Rav Yehudah said in the name of Rav: כל המתקשה על מתו יותר מדאי על מת אחר הוא בוכה – Anyone who mourns excessively over his dead will come to cry over another deceased. The Gemara brings the story of a woman in Rav Huna’s neighborhood who had seven sons. When one of them died, she wept excessively, and Rav Huna sent her a message to not do so. When she did not listen, he told her that if she listens to him, all will be fine. But if not, does she want to prepare shrouds for another son? Eventually her next son died, followed by the remaining five sons. In the end he told her that she was preparing for her own demise, and she died. The passuk states, "אל תבכו למת ואל תנדו לו" – Do not cry for a deceased and do not bemoan for him, which is understood to mean, do not bemoan beyond the appropriate measure. What are the appropriate measures? שלשה ימים לבכי ושבעה להספד ושלשים לגיהוץ ולתספורת – Three days for weeping, seven days for eulogizing, and thirty days for not ironing nor cutting the hair.
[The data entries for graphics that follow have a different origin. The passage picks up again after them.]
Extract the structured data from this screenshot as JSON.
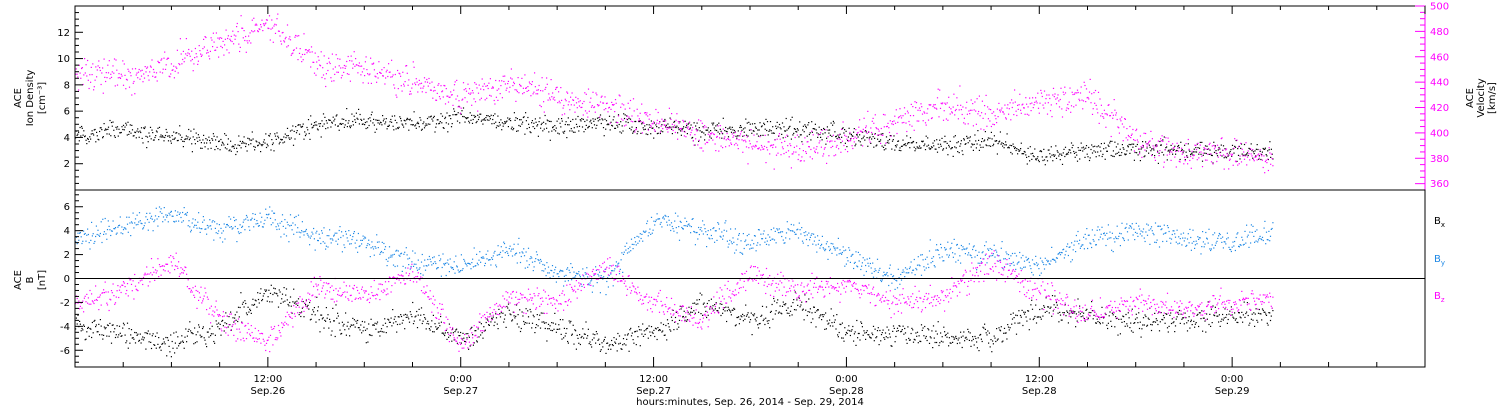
{
  "chart_data": [
    {
      "type": "scatter",
      "title": "",
      "xlabel": "hours:minutes, Sep. 26, 2014 - Sep. 29, 2014",
      "x_ticks": [
        {
          "hours": 12,
          "time": "12:00",
          "date": "Sep.26"
        },
        {
          "hours": 24,
          "time": "0:00",
          "date": "Sep.27"
        },
        {
          "hours": 36,
          "time": "12:00",
          "date": "Sep.27"
        },
        {
          "hours": 48,
          "time": "0:00",
          "date": "Sep.28"
        },
        {
          "hours": 60,
          "time": "12:00",
          "date": "Sep.28"
        },
        {
          "hours": 72,
          "time": "0:00",
          "date": "Sep.29"
        }
      ],
      "xlim_hours": [
        0,
        84
      ],
      "left_axis": {
        "label": [
          "ACE",
          "Ion Density",
          "[cm⁻³]"
        ],
        "ylim": [
          0,
          14
        ],
        "ticks": [
          "2",
          "4",
          "6",
          "8",
          "10",
          "12"
        ],
        "tick_values": [
          2,
          4,
          6,
          8,
          10,
          12
        ]
      },
      "right_axis": {
        "label": [
          "ACE",
          "Velocity",
          "[km/s]"
        ],
        "ylim": [
          355,
          500
        ],
        "ticks": [
          "360",
          "380",
          "400",
          "420",
          "440",
          "460",
          "480",
          "500"
        ],
        "tick_values": [
          360,
          380,
          400,
          420,
          440,
          460,
          480,
          500
        ],
        "color": "#ff00ff"
      },
      "series": [
        {
          "color": "#000000",
          "x_hours": [
            0,
            3,
            6,
            9,
            12,
            15,
            18,
            21,
            24,
            27,
            30,
            33,
            36,
            39,
            42,
            45,
            48,
            51,
            54,
            57,
            60,
            63,
            66,
            69,
            72,
            74.5
          ],
          "values": [
            4.0,
            4.6,
            4.0,
            3.6,
            3.6,
            5.0,
            5.4,
            5.0,
            5.6,
            5.2,
            4.8,
            5.2,
            4.8,
            4.6,
            4.6,
            4.6,
            4.2,
            3.6,
            3.4,
            3.8,
            2.6,
            3.0,
            3.2,
            3.0,
            3.0,
            3.0
          ]
        },
        {
          "color": "#ff00ff",
          "x_hours": [
            0,
            3,
            6,
            9,
            12,
            15,
            18,
            21,
            24,
            27,
            30,
            33,
            36,
            39,
            42,
            45,
            48,
            51,
            54,
            57,
            60,
            63,
            66,
            69,
            72,
            74.5
          ],
          "values": [
            450,
            445,
            455,
            470,
            485,
            455,
            450,
            440,
            428,
            440,
            430,
            420,
            410,
            398,
            392,
            388,
            395,
            410,
            422,
            415,
            425,
            430,
            395,
            385,
            383,
            380
          ]
        }
      ]
    },
    {
      "type": "scatter",
      "title": "",
      "left_axis": {
        "label": [
          "ACE",
          "B",
          "[nT]"
        ],
        "ylim": [
          -7.4,
          7.4
        ],
        "ticks": [
          "-6",
          "-4",
          "-2",
          "0",
          "2",
          "4",
          "6"
        ],
        "tick_values": [
          -6,
          -4,
          -2,
          0,
          2,
          4,
          6
        ]
      },
      "zero_line": true,
      "series": [
        {
          "name": "B",
          "subscript": "x",
          "color": "#000000",
          "x_hours": [
            0,
            3,
            6,
            9,
            12,
            15,
            18,
            21,
            24,
            27,
            30,
            33,
            36,
            39,
            42,
            45,
            48,
            51,
            54,
            57,
            60,
            63,
            66,
            69,
            72,
            74.5
          ],
          "values": [
            -4.0,
            -4.5,
            -5.5,
            -4.0,
            -1.0,
            -3.0,
            -4.5,
            -3.0,
            -5.0,
            -3.0,
            -4.0,
            -5.5,
            -4.5,
            -2.0,
            -3.5,
            -2.0,
            -4.5,
            -4.5,
            -5.0,
            -5.0,
            -2.5,
            -3.0,
            -3.5,
            -3.5,
            -3.0,
            -3.0
          ]
        },
        {
          "name": "B",
          "subscript": "y",
          "color": "#1e88e5",
          "x_hours": [
            0,
            3,
            6,
            9,
            12,
            15,
            18,
            21,
            24,
            27,
            30,
            33,
            36,
            39,
            42,
            45,
            48,
            51,
            54,
            57,
            60,
            63,
            66,
            69,
            72,
            74.5
          ],
          "values": [
            3.5,
            4.5,
            5.5,
            4.0,
            5.0,
            3.5,
            3.0,
            1.5,
            1.0,
            2.5,
            0.5,
            0.0,
            5.0,
            4.0,
            3.0,
            4.0,
            2.0,
            0.0,
            2.5,
            2.0,
            1.0,
            3.5,
            4.0,
            3.5,
            3.0,
            4.0
          ]
        },
        {
          "name": "B",
          "subscript": "z",
          "color": "#ff00ff",
          "x_hours": [
            0,
            3,
            6,
            9,
            12,
            15,
            18,
            21,
            24,
            27,
            30,
            33,
            36,
            39,
            42,
            45,
            48,
            51,
            54,
            57,
            60,
            63,
            66,
            69,
            72,
            74.5
          ],
          "values": [
            -2.0,
            -1.0,
            1.5,
            -3.5,
            -5.5,
            -0.5,
            -1.5,
            0.5,
            -5.5,
            -1.5,
            -2.0,
            1.0,
            -2.0,
            -3.5,
            0.5,
            -1.0,
            -0.5,
            -2.0,
            -1.5,
            1.5,
            -1.0,
            -3.0,
            -2.0,
            -2.5,
            -2.0,
            -1.5
          ]
        }
      ]
    }
  ]
}
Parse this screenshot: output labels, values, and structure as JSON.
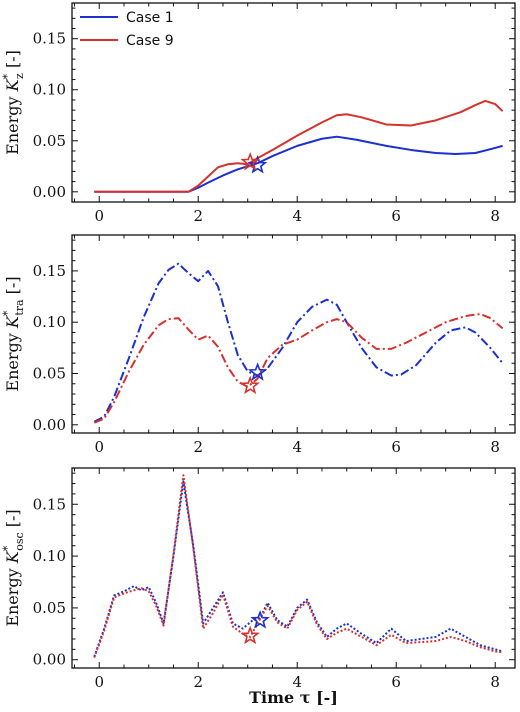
{
  "figure": {
    "xlabel": "Time τ [-]",
    "legend": [
      "Case 1",
      "Case 9"
    ]
  },
  "colors": {
    "case1": "#1c2fcf",
    "case9": "#d6322d",
    "axis": "#111111"
  },
  "chart_data": [
    {
      "type": "line",
      "ylabel_prefix": "Energy ",
      "ylabel_var": "K",
      "ylabel_sup": "*",
      "ylabel_sub": "z",
      "ylabel_suffix": " [-]",
      "line_style": "solid",
      "xlim": [
        -0.55,
        8.4
      ],
      "ylim": [
        -0.01,
        0.185
      ],
      "xticks": [
        "0",
        "2",
        "4",
        "6",
        "8"
      ],
      "yticks": [
        "0.00",
        "0.05",
        "0.10",
        "0.15"
      ],
      "legend_position": "top-left",
      "series": [
        {
          "name": "Case 1",
          "x": [
            -0.1,
            0.5,
            1.0,
            1.5,
            1.8,
            2.0,
            2.2,
            2.5,
            2.8,
            3.0,
            3.2,
            3.5,
            4.0,
            4.5,
            4.8,
            5.2,
            5.8,
            6.3,
            6.8,
            7.2,
            7.6,
            8.0,
            8.15
          ],
          "y": [
            0.0,
            0.0,
            0.0,
            0.0,
            0.0,
            0.004,
            0.009,
            0.016,
            0.022,
            0.025,
            0.028,
            0.035,
            0.045,
            0.052,
            0.054,
            0.051,
            0.045,
            0.041,
            0.038,
            0.037,
            0.038,
            0.043,
            0.045
          ],
          "marker": {
            "x": 3.2,
            "y": 0.026
          }
        },
        {
          "name": "Case 9",
          "x": [
            -0.1,
            0.5,
            1.0,
            1.5,
            1.8,
            2.0,
            2.2,
            2.4,
            2.6,
            2.8,
            3.0,
            3.2,
            3.5,
            4.0,
            4.5,
            4.8,
            5.0,
            5.3,
            5.8,
            6.3,
            6.8,
            7.3,
            7.6,
            7.8,
            8.0,
            8.15
          ],
          "y": [
            0.0,
            0.0,
            0.0,
            0.0,
            0.0,
            0.006,
            0.015,
            0.024,
            0.027,
            0.028,
            0.027,
            0.033,
            0.041,
            0.055,
            0.068,
            0.075,
            0.076,
            0.073,
            0.066,
            0.065,
            0.07,
            0.078,
            0.085,
            0.089,
            0.086,
            0.079
          ],
          "marker": {
            "x": 3.05,
            "y": 0.029
          }
        }
      ]
    },
    {
      "type": "line",
      "ylabel_prefix": "Energy ",
      "ylabel_var": "K",
      "ylabel_sup": "*",
      "ylabel_sub": "tra",
      "ylabel_suffix": " [-]",
      "line_style": "dashdot",
      "xlim": [
        -0.55,
        8.4
      ],
      "ylim": [
        -0.008,
        0.185
      ],
      "xticks": [
        "0",
        "2",
        "4",
        "6",
        "8"
      ],
      "yticks": [
        "0.00",
        "0.05",
        "0.10",
        "0.15"
      ],
      "series": [
        {
          "name": "Case 1",
          "x": [
            -0.1,
            0.1,
            0.3,
            0.6,
            0.9,
            1.2,
            1.4,
            1.6,
            1.8,
            2.0,
            2.2,
            2.4,
            2.6,
            2.8,
            3.0,
            3.2,
            3.4,
            3.7,
            4.0,
            4.3,
            4.6,
            4.8,
            5.0,
            5.3,
            5.6,
            5.9,
            6.1,
            6.4,
            6.8,
            7.1,
            7.4,
            7.6,
            7.9,
            8.15
          ],
          "y": [
            0.003,
            0.008,
            0.027,
            0.065,
            0.105,
            0.138,
            0.151,
            0.157,
            0.148,
            0.14,
            0.15,
            0.135,
            0.1,
            0.068,
            0.052,
            0.048,
            0.055,
            0.075,
            0.1,
            0.115,
            0.122,
            0.117,
            0.1,
            0.075,
            0.056,
            0.048,
            0.049,
            0.058,
            0.08,
            0.092,
            0.095,
            0.09,
            0.075,
            0.06
          ],
          "marker": {
            "x": 3.2,
            "y": 0.051
          }
        },
        {
          "name": "Case 9",
          "x": [
            -0.1,
            0.1,
            0.3,
            0.6,
            0.9,
            1.2,
            1.4,
            1.6,
            1.8,
            2.0,
            2.2,
            2.4,
            2.6,
            2.8,
            3.0,
            3.2,
            3.4,
            3.7,
            4.0,
            4.3,
            4.6,
            4.8,
            5.0,
            5.3,
            5.6,
            5.9,
            6.2,
            6.6,
            7.0,
            7.4,
            7.7,
            7.9,
            8.15
          ],
          "y": [
            0.002,
            0.006,
            0.022,
            0.052,
            0.078,
            0.097,
            0.103,
            0.104,
            0.093,
            0.083,
            0.087,
            0.076,
            0.056,
            0.042,
            0.037,
            0.045,
            0.065,
            0.078,
            0.083,
            0.092,
            0.1,
            0.103,
            0.1,
            0.085,
            0.074,
            0.074,
            0.08,
            0.09,
            0.1,
            0.106,
            0.108,
            0.104,
            0.094
          ],
          "marker": {
            "x": 3.05,
            "y": 0.038
          }
        }
      ]
    },
    {
      "type": "line",
      "ylabel_prefix": "Energy ",
      "ylabel_var": "K",
      "ylabel_sup": "*",
      "ylabel_sub": "osc",
      "ylabel_suffix": " [-]",
      "line_style": "dotted",
      "xlim": [
        -0.55,
        8.4
      ],
      "ylim": [
        -0.008,
        0.185
      ],
      "xticks": [
        "0",
        "2",
        "4",
        "6",
        "8"
      ],
      "yticks": [
        "0.00",
        "0.05",
        "0.10",
        "0.15"
      ],
      "series": [
        {
          "name": "Case 1",
          "x": [
            -0.1,
            0.1,
            0.3,
            0.5,
            0.7,
            0.85,
            1.0,
            1.15,
            1.3,
            1.5,
            1.7,
            1.9,
            2.1,
            2.3,
            2.5,
            2.7,
            2.9,
            3.1,
            3.25,
            3.4,
            3.6,
            3.8,
            4.0,
            4.2,
            4.4,
            4.6,
            4.8,
            5.0,
            5.3,
            5.6,
            5.9,
            6.2,
            6.5,
            6.8,
            7.1,
            7.4,
            7.7,
            8.0,
            8.15
          ],
          "y": [
            0.003,
            0.03,
            0.062,
            0.066,
            0.071,
            0.067,
            0.07,
            0.055,
            0.035,
            0.1,
            0.172,
            0.11,
            0.035,
            0.05,
            0.065,
            0.035,
            0.03,
            0.038,
            0.04,
            0.055,
            0.038,
            0.032,
            0.05,
            0.058,
            0.036,
            0.022,
            0.03,
            0.035,
            0.025,
            0.016,
            0.03,
            0.018,
            0.02,
            0.022,
            0.03,
            0.022,
            0.014,
            0.01,
            0.008
          ],
          "marker": {
            "x": 3.25,
            "y": 0.038
          }
        },
        {
          "name": "Case 9",
          "x": [
            -0.1,
            0.1,
            0.3,
            0.5,
            0.7,
            0.85,
            1.0,
            1.15,
            1.3,
            1.5,
            1.7,
            1.9,
            2.1,
            2.3,
            2.5,
            2.7,
            2.9,
            3.05,
            3.2,
            3.4,
            3.6,
            3.8,
            4.0,
            4.2,
            4.4,
            4.6,
            4.8,
            5.0,
            5.3,
            5.6,
            5.9,
            6.2,
            6.5,
            6.8,
            7.1,
            7.4,
            7.7,
            8.0,
            8.15
          ],
          "y": [
            0.002,
            0.028,
            0.06,
            0.064,
            0.067,
            0.069,
            0.066,
            0.052,
            0.033,
            0.102,
            0.178,
            0.108,
            0.03,
            0.045,
            0.063,
            0.032,
            0.025,
            0.022,
            0.035,
            0.052,
            0.036,
            0.03,
            0.048,
            0.056,
            0.034,
            0.02,
            0.026,
            0.03,
            0.022,
            0.014,
            0.024,
            0.016,
            0.017,
            0.018,
            0.022,
            0.018,
            0.012,
            0.008,
            0.007
          ],
          "marker": {
            "x": 3.05,
            "y": 0.023
          }
        }
      ]
    }
  ]
}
From that point and on, Hakadosh Boruch Hu says, "אי אתם רחמנים בו יותר ממני" – You are not more compassionate than I am.

  •  The sword in front of the avel

Rebbe Levi said, אבל שלשה ימים הראשונים יראה את עצמו כאילו חרב מונחת לו בין שתי יריכותיו – For the first three days an avel should see himself as if a sword is lying between his thighs, meaning that he too may be facing imminent death. משלשה עד שבעה כאילו מונחת לו כנגדו בקרן זוית – From the third to the seventh day, he should see himself as though it is lying opposite him in the corner. מכאן ואילך כאילו עוברת כנגדו בשוק – From this point on he should see himself as though the sword is passing in front of him in the street. Tosafos says that this refers to the twelve-month period of mourning.